La cittadina ha reagito con una manifestazione che ha visto la partecipazione di molte forze politiche mentre ha brillato, per l’assenza, il Partito Democratico. La politica si divide su principi che non dovrebbero essere messi in dubbio. È inutile fare leggi contro i residui storici del fascismo quando non si riesce a esercitare unanimità contro gesti e manifestazioni chiaramente di stampo fascista.

Stiamo assistendo a velati tentativi di legittimazione di gruppi politici come CasaPound che non nascondono la propria professione di anima fascista con la complicità di un giornalisti troppo compiacenti e timorosi.

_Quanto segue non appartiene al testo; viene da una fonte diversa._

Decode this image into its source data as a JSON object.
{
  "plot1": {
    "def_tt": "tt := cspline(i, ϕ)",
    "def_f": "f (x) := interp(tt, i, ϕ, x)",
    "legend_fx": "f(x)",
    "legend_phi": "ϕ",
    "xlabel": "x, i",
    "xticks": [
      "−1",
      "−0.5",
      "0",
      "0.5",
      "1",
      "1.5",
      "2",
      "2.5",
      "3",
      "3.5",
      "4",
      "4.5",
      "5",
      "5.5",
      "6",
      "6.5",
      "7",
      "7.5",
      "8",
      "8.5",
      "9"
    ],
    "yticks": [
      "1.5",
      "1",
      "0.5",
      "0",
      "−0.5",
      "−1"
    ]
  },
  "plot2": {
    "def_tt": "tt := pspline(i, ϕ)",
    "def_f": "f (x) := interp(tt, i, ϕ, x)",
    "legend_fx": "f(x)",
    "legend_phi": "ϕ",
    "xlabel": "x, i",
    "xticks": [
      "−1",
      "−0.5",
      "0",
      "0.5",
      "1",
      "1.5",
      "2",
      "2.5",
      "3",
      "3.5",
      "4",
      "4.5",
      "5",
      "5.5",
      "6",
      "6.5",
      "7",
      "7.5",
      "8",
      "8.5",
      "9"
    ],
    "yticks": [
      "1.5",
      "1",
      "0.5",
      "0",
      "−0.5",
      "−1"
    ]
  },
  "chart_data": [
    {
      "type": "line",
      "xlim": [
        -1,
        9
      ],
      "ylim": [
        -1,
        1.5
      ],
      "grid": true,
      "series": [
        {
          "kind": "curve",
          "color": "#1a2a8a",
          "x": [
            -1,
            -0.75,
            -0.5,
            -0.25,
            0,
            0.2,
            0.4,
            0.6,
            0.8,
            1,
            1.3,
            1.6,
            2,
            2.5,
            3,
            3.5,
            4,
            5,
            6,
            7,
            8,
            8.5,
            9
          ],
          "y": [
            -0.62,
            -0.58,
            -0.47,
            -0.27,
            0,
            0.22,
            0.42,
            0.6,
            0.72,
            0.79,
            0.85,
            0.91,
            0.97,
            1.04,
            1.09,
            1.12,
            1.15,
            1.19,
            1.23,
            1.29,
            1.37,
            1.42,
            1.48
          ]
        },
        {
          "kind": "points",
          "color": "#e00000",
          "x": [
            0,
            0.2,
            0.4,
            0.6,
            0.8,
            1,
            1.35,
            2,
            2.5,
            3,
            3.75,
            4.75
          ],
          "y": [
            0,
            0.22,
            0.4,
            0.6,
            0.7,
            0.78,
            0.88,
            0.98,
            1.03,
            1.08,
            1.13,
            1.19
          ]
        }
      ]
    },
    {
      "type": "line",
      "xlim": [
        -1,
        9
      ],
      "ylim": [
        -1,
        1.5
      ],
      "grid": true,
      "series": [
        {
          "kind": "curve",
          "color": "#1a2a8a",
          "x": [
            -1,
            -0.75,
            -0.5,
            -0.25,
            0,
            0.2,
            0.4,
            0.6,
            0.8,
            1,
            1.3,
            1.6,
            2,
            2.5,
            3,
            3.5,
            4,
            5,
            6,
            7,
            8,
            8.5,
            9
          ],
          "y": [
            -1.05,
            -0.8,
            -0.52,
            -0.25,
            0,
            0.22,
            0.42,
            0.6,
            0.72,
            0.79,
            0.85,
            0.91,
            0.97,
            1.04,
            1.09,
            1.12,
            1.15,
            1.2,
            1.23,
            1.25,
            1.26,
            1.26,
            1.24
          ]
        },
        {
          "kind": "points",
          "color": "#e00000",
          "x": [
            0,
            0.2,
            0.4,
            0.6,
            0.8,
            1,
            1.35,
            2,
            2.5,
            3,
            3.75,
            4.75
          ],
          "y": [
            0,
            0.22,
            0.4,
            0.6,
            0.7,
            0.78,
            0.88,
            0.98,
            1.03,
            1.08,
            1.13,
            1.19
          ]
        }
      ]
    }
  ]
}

Il problema dell’informazione.

Anche in Valle si è parlato di giornalismo con la bella serata organizzata dall’associazione Il Grande Cortile. 

Nel campo politico c’è sempre molta attenzione alle così dette “Fake News”, ma la preoccupazione si limita al Web, che qualcuno vorrebbe censurare, non alla scarsa professionalità che continua a dimostrare il giornalismo dei “grandi”, ovviamente con le dovute -eccellenti, – eccezioni.

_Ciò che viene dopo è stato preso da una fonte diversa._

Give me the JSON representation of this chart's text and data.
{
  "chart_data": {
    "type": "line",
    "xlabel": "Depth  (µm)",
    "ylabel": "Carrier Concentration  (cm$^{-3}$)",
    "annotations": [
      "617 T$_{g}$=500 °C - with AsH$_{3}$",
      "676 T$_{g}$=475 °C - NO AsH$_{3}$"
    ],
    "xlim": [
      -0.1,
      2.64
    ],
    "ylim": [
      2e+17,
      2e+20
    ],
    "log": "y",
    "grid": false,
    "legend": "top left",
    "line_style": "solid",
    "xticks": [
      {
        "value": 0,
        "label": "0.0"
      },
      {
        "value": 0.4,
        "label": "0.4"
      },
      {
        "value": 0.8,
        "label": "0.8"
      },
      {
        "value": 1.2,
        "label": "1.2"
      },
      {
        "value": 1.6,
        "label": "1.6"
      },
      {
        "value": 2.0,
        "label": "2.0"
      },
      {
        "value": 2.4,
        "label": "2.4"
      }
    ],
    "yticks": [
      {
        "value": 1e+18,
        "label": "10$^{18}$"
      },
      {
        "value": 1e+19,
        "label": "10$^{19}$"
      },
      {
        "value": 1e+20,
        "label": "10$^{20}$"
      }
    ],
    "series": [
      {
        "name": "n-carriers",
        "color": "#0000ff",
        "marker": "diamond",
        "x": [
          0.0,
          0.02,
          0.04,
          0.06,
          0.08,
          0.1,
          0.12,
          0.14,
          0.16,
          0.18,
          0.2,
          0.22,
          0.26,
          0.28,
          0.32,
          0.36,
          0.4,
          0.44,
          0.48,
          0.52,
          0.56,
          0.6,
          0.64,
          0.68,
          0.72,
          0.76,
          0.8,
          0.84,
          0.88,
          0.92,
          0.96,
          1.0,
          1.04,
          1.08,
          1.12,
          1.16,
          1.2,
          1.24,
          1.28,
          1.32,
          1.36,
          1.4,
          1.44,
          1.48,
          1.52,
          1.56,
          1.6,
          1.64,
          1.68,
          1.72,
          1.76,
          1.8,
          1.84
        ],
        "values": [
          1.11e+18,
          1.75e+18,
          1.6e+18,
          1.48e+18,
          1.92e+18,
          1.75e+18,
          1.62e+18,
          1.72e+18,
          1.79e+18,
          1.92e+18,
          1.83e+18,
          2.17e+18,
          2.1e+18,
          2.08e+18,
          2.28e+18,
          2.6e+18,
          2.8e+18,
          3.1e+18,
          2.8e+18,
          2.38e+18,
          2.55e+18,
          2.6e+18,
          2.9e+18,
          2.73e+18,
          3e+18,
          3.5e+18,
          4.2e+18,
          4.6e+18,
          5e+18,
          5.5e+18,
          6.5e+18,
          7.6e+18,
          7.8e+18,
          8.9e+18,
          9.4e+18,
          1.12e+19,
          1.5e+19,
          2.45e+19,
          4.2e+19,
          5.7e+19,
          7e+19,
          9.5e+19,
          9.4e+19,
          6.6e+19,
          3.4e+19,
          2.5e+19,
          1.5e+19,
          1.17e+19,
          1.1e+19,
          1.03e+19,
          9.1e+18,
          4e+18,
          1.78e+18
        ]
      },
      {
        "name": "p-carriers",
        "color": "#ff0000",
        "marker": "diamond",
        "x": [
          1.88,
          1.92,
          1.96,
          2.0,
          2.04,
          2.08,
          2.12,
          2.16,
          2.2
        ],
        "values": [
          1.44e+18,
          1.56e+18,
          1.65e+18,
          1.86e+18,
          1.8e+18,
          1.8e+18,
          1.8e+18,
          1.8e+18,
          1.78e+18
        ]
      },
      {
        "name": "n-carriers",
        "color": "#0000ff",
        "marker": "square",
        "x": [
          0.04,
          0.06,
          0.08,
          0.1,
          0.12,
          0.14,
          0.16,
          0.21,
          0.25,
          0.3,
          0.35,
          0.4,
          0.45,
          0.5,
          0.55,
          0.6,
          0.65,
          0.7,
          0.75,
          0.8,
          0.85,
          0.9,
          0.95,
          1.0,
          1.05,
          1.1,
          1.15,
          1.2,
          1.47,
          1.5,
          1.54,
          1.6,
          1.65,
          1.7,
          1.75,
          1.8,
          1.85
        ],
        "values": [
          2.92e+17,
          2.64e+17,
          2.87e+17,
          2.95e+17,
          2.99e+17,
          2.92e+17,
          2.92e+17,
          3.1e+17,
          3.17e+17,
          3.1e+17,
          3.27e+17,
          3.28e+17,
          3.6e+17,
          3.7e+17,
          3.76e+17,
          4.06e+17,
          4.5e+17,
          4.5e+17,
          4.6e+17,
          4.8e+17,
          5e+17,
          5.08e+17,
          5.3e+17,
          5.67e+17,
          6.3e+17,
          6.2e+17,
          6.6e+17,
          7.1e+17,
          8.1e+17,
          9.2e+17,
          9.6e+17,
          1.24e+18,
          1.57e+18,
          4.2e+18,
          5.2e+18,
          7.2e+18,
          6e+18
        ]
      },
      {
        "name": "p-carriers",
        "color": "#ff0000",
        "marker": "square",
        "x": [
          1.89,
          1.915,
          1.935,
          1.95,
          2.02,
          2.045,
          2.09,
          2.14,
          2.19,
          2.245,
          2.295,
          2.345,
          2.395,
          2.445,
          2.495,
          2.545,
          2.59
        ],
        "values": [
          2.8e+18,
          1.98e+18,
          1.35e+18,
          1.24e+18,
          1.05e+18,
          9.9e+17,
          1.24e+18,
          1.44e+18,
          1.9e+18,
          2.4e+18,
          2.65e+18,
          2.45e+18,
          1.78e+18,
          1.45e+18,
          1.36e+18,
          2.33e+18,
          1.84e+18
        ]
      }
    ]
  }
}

Ci si preoccupa del dito, le fake news di qualche imbecille, e non si guarda la luna: le notizie create ad arte per sostenere ora questa ora quella fazione politica. Lontani sono gli anni in cui un autorevole giornalista piemontese, già comandante partigiano, Giorgio Bocca, scriveva un libro dal titolo esauriente: “Il Padrone in redazione”.

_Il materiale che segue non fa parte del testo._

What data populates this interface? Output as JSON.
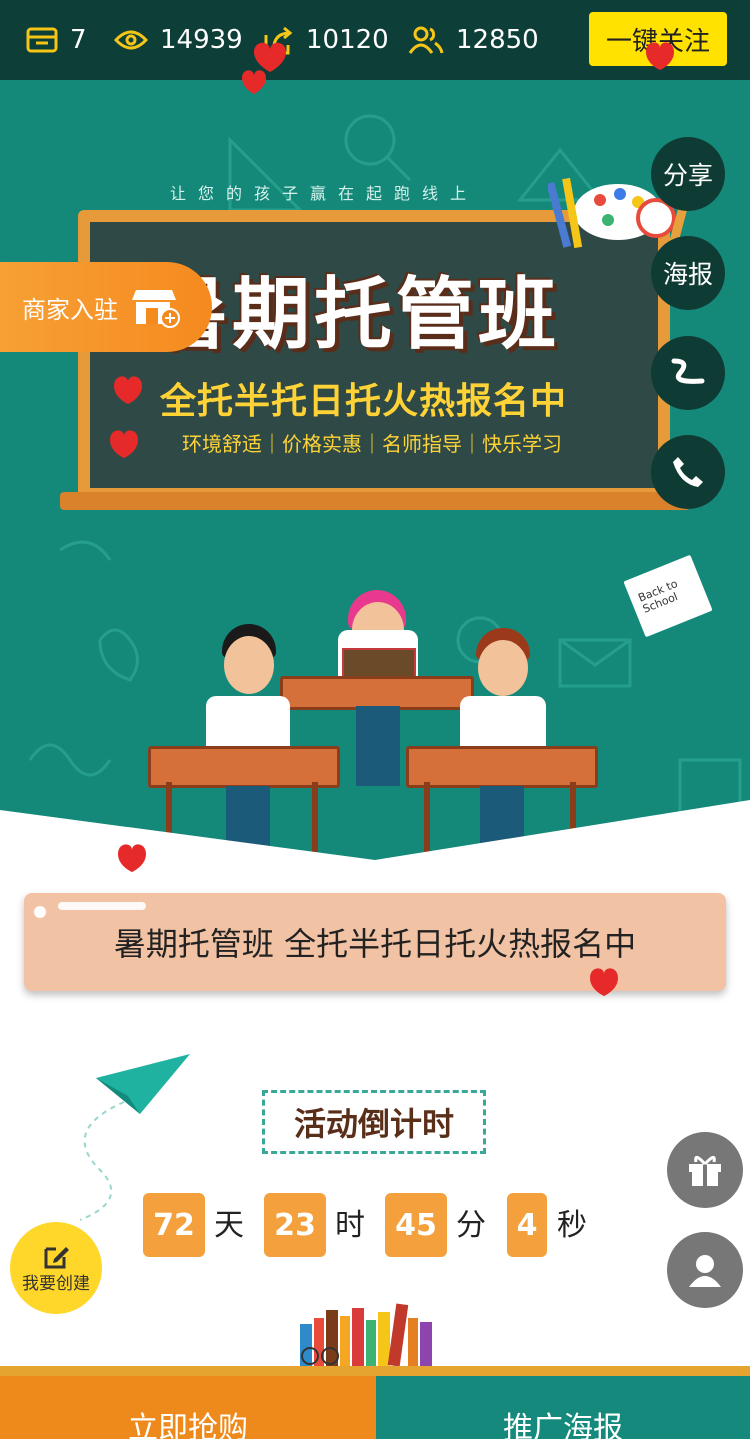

La descrizione del rovesciamento della figura del giornalista che da controllore diventa controllato, è ivi illustrata con dovizia di particolari. Quelli che Bocca cercava di spiegare a un refrattario Eugenio Scalfari, già direttore de La Repubblica a quel tempo. Le dinamiche che coinvolgevano il mutamento del mondo imprenditoriale in trasformazione, sono individuate con precisione: l’occupazione dell’informazione per manipolare il mercato e, conseguentemente, la politica stessa che dovrebbe dirigere l’economia.

Lo stato dell’arte.

Ne consegue un giornalismo che transita dalla funzione di “cane da guardia” a vassallo del potere economico (o come scrisse Travaglio “cane da riporto”); mentre il quotidiano diventa un supporto accessorio al gadget e alla pubblicità.

Questo contesto è degenerato nel tempo  sino alla situazione odierna, nella quale è palese la sudditanza, senza senso di vergogna o imbarazzo, delle testate giornalistiche al padrone di turno e, conseguentemente, alla fazione politica di cui esso fa parte.

Certo questo tipo di giornalismo, salottiero, compiacente, adulatore, non è quello che rischia sul campo. Né una testata e neppure la carriera. Anzi, la sua filosofia è improntata a conservare una ipocrita immagine di sé: falsamente autorevole.

Sopperisce il Web, anche se ancora parzialmente in modo confuso. Vera l’esistenza delle fakes news, ma altrettanto più vera sono la presenza e il lavoro di molti (giornalisti e non) nel divulgare quel bene prezioso che si chiama conoscenza. Quella che Luigi Einaudi poneva alla base della democrazia con il suo motto: “Conoscere per deliberare”.